Many of these components have no practical domestic substitute. Until US manufacturing capacity catches up, America must continue to import them and absorb the higher costs when tariffs are imposed or changed.

Volatile Tariffs and Supply Chain Shock

The Trump administration's tariff policies – from steel and aluminum duties that have jumped from 25 to 50 percent under Section 232 to reciprocal tariffs that have been applied globally and challenged legally – have introduced significant volatility into energy supply chains.

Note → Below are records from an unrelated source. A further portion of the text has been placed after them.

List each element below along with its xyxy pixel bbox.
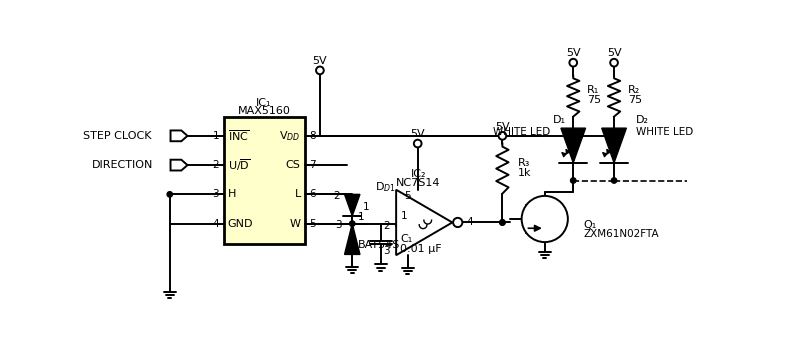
Text: STEP CLOCK: STEP CLOCK <box>82 131 151 141</box>
Circle shape <box>498 132 506 140</box>
Text: 5V: 5V <box>566 49 581 58</box>
Text: BAT54S: BAT54S <box>358 240 400 250</box>
Text: L: L <box>294 189 301 199</box>
Text: GND: GND <box>227 219 253 229</box>
Text: D₁: D₁ <box>553 115 566 126</box>
Text: 3: 3 <box>383 246 390 256</box>
Text: 1: 1 <box>362 202 370 212</box>
Text: IC₂: IC₂ <box>411 169 426 179</box>
Text: 5: 5 <box>309 219 315 229</box>
Circle shape <box>522 196 568 242</box>
Circle shape <box>453 218 462 227</box>
Text: DIRECTION: DIRECTION <box>91 160 153 170</box>
Text: 5V: 5V <box>410 129 425 139</box>
Text: 2: 2 <box>334 191 340 201</box>
Text: 0.01 μF: 0.01 μF <box>400 244 442 254</box>
Circle shape <box>610 59 618 67</box>
Text: IC₁: IC₁ <box>256 98 272 108</box>
Circle shape <box>316 67 324 74</box>
Text: 6: 6 <box>309 189 315 199</box>
Text: 75: 75 <box>587 96 602 105</box>
Text: 1: 1 <box>401 211 407 221</box>
Polygon shape <box>345 194 360 216</box>
Circle shape <box>570 59 577 67</box>
Text: 5V: 5V <box>606 49 622 58</box>
Text: D₂: D₂ <box>636 115 649 126</box>
Circle shape <box>500 220 505 225</box>
Text: R₂: R₂ <box>628 85 640 94</box>
Circle shape <box>350 221 355 226</box>
Circle shape <box>611 178 617 183</box>
Text: MAX5160: MAX5160 <box>238 106 290 116</box>
Text: W: W <box>290 219 301 229</box>
Text: Q₁: Q₁ <box>583 220 597 230</box>
Text: 7: 7 <box>309 160 315 170</box>
Polygon shape <box>602 128 626 163</box>
Polygon shape <box>561 128 586 163</box>
Text: H: H <box>227 189 236 199</box>
Text: 4: 4 <box>466 218 473 227</box>
Text: 5V: 5V <box>495 122 510 132</box>
Text: 75: 75 <box>628 96 642 105</box>
Text: 1k: 1k <box>518 168 531 178</box>
Text: NC7S14: NC7S14 <box>396 178 441 188</box>
Text: WHITE LED: WHITE LED <box>493 127 550 137</box>
Text: 5: 5 <box>404 191 411 201</box>
Text: D$_{D1}$: D$_{D1}$ <box>375 180 396 194</box>
Text: 4: 4 <box>213 219 219 229</box>
Text: R₃: R₃ <box>518 158 530 168</box>
Bar <box>224 117 305 244</box>
Circle shape <box>414 140 422 147</box>
Text: 1: 1 <box>213 131 219 141</box>
Text: 5V: 5V <box>313 56 327 66</box>
Circle shape <box>570 178 576 183</box>
Circle shape <box>500 220 505 225</box>
Text: 1: 1 <box>358 212 365 223</box>
Text: 3: 3 <box>335 220 342 230</box>
Text: U/$\overline{\rm D}$: U/$\overline{\rm D}$ <box>227 157 250 173</box>
Text: 3: 3 <box>213 189 219 199</box>
Text: 2: 2 <box>383 221 390 231</box>
Text: ZXM61N02FTA: ZXM61N02FTA <box>583 230 659 239</box>
Text: CS: CS <box>286 160 301 170</box>
Text: 8: 8 <box>309 131 315 141</box>
Text: 2: 2 <box>213 160 219 170</box>
Text: R₁: R₁ <box>587 85 599 94</box>
Text: $\overline{\rm INC}$: $\overline{\rm INC}$ <box>227 129 249 143</box>
Text: C₁: C₁ <box>400 234 412 244</box>
Text: WHITE LED: WHITE LED <box>636 127 693 137</box>
Text: V$_{DD}$: V$_{DD}$ <box>279 129 301 143</box>
Circle shape <box>167 191 173 197</box>
Polygon shape <box>345 224 360 254</box>
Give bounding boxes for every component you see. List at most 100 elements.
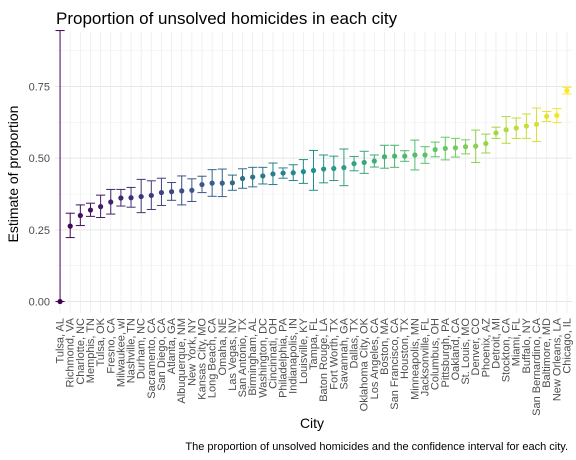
estimate-point [452,145,459,151]
x-tick-label: Fort Worth, TX [328,317,340,389]
x-tick-label: Tulsa, AL [55,318,67,363]
x-tick-label: San Francisco, CA [389,317,401,409]
x-tick-label: Chicago, IL [561,318,573,374]
city-errorbar [106,188,116,215]
estimate-point [310,167,317,174]
city-errorbar [491,126,501,139]
x-tick-label: Minneapolis, MN [409,318,421,400]
estimate-point [503,127,509,133]
estimate-point [432,146,438,153]
estimate-point [513,125,519,131]
estimate-point [564,87,570,94]
x-tick-label: Kansas City, MO [196,318,208,400]
y-tick-label: 0.25 [29,225,50,237]
x-tick-label: Dallas, TX [349,317,361,368]
x-tick-label: San Diego, CA [156,317,168,390]
x-tick-label: Cincinnati, OH [267,318,279,389]
x-tick-label: Memphis, TN [85,318,97,383]
city-errorbar [501,116,511,144]
city-errorbar [268,162,278,186]
estimate-point [118,195,124,201]
estimate-point [148,192,154,199]
city-errorbar [146,180,156,210]
estimate-point [138,193,144,200]
x-tick-label: Oklahoma City, OK [359,317,371,411]
estimate-point [402,153,408,159]
estimate-point [158,189,165,196]
x-tick-label: Charlotte, NC [75,318,87,385]
x-tick-label: Jacksonville, FL [420,318,432,396]
city-errorbar [237,168,248,189]
city-errorbar [511,117,521,139]
x-tick-label: Baton Rouge, LA [318,317,330,401]
x-tick-label: Philadelphia, PA [278,317,290,398]
city-errorbar [349,155,359,172]
x-tick-label: Las Vegas, NV [227,317,239,390]
estimate-point [270,171,276,177]
city-errorbar [55,30,65,305]
city-errorbar [278,167,288,179]
city-errorbar [359,150,369,174]
city-errorbar [177,175,187,206]
x-tick-label: Detroit, MI [490,318,502,369]
x-tick-label: Houston, TX [399,317,411,379]
estimate-point [523,123,529,129]
city-errorbar [521,113,531,139]
x-tick-label: San Antonio, TX [237,317,249,397]
x-tick-label: Sacramento, CA [146,317,158,398]
city-errorbar [430,141,440,158]
estimate-point [219,180,225,186]
y-tick-label: 0.50 [29,153,50,165]
x-tick-label: Denver, CO [470,318,482,376]
x-tick-label: Tulsa, OK [95,317,107,366]
city-errorbar [410,139,420,171]
estimate-point [412,152,418,158]
x-tick-label: Buffalo, NY [521,317,533,373]
x-tick-label: Omaha, NE [217,318,229,375]
chart-marks [55,30,572,305]
estimate-point [473,143,479,149]
estimate-point [554,112,560,119]
x-tick-label: Durham, NC [136,318,148,379]
estimate-point [341,165,347,171]
x-tick-label: Nashville, TN [126,318,138,383]
city-errorbar [329,155,339,182]
x-tick-label: New Orleans, LA [551,317,563,401]
estimate-point [87,207,94,213]
x-tick-label: Fresno, CA [105,317,117,373]
city-errorbar [390,144,400,168]
x-tick-label: San Bernardino, CA [531,317,543,415]
estimate-point [67,223,73,229]
estimate-point [493,130,499,136]
city-errorbar [481,133,491,154]
city-errorbar [450,137,460,158]
y-axis-title: Estimate of proportion [5,106,21,243]
city-errorbar [75,204,85,227]
x-tick-label: Los Angeles, CA [369,317,381,399]
x-tick-label: Columbus, OH [430,318,442,390]
x-tick-label: Pittsburgh, PA [440,317,452,387]
x-tick-label: Louisville, KY [298,317,310,384]
estimate-point [351,161,357,167]
city-errorbar [298,159,308,184]
city-errorbar [126,186,136,208]
x-tick-label: Oakland, CA [450,317,462,380]
city-errorbar [65,212,75,239]
estimate-point [108,199,114,205]
x-tick-label: Tampa, FL [308,318,320,370]
city-errorbar [227,174,237,191]
city-errorbar [85,202,96,217]
estimate-point [321,166,327,172]
city-errorbar [96,194,106,219]
estimate-point [199,181,205,188]
x-tick-label: Phoenix, AZ [480,318,492,378]
estimate-point [239,175,246,182]
estimate-point [442,145,448,152]
estimate-point [483,140,489,147]
city-errorbar [471,129,481,163]
city-errorbar [136,178,146,214]
city-errorbar [116,188,126,207]
x-tick-label: Atlanta, GA [166,317,178,374]
estimate-point [280,170,286,176]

Each new announcement or retaliation sends shockwaves through procurement channels. Contractors report they can no longer lock in prices for more than a few weeks. Some vendors will not even quote prices without a signed purchase order, forcing developers to choose between committing capital years early or risking major cost escalation.

This environment is forcing oil and gas producers to delay or reconfigure projects simply because they cannot accurately forecast costs. Tariffs are no longer seen as a one‑time adjustment but as an ongoing risk factor that must be built into financial models and contingency budgets. For projects already facing long lead times, this uncertainty erodes confidence and deters investment.

The effect on project economics is dramatic. Tariff rates that continue to jump unpredictably can add hundreds of dollars per ton to critical materials. These shocks ripple across the supply chain, lengthening lead times and slowing development. The result is fewer projects reaching a final investment decision and a slower build‑out of the infrastructure needed to support US energy growth.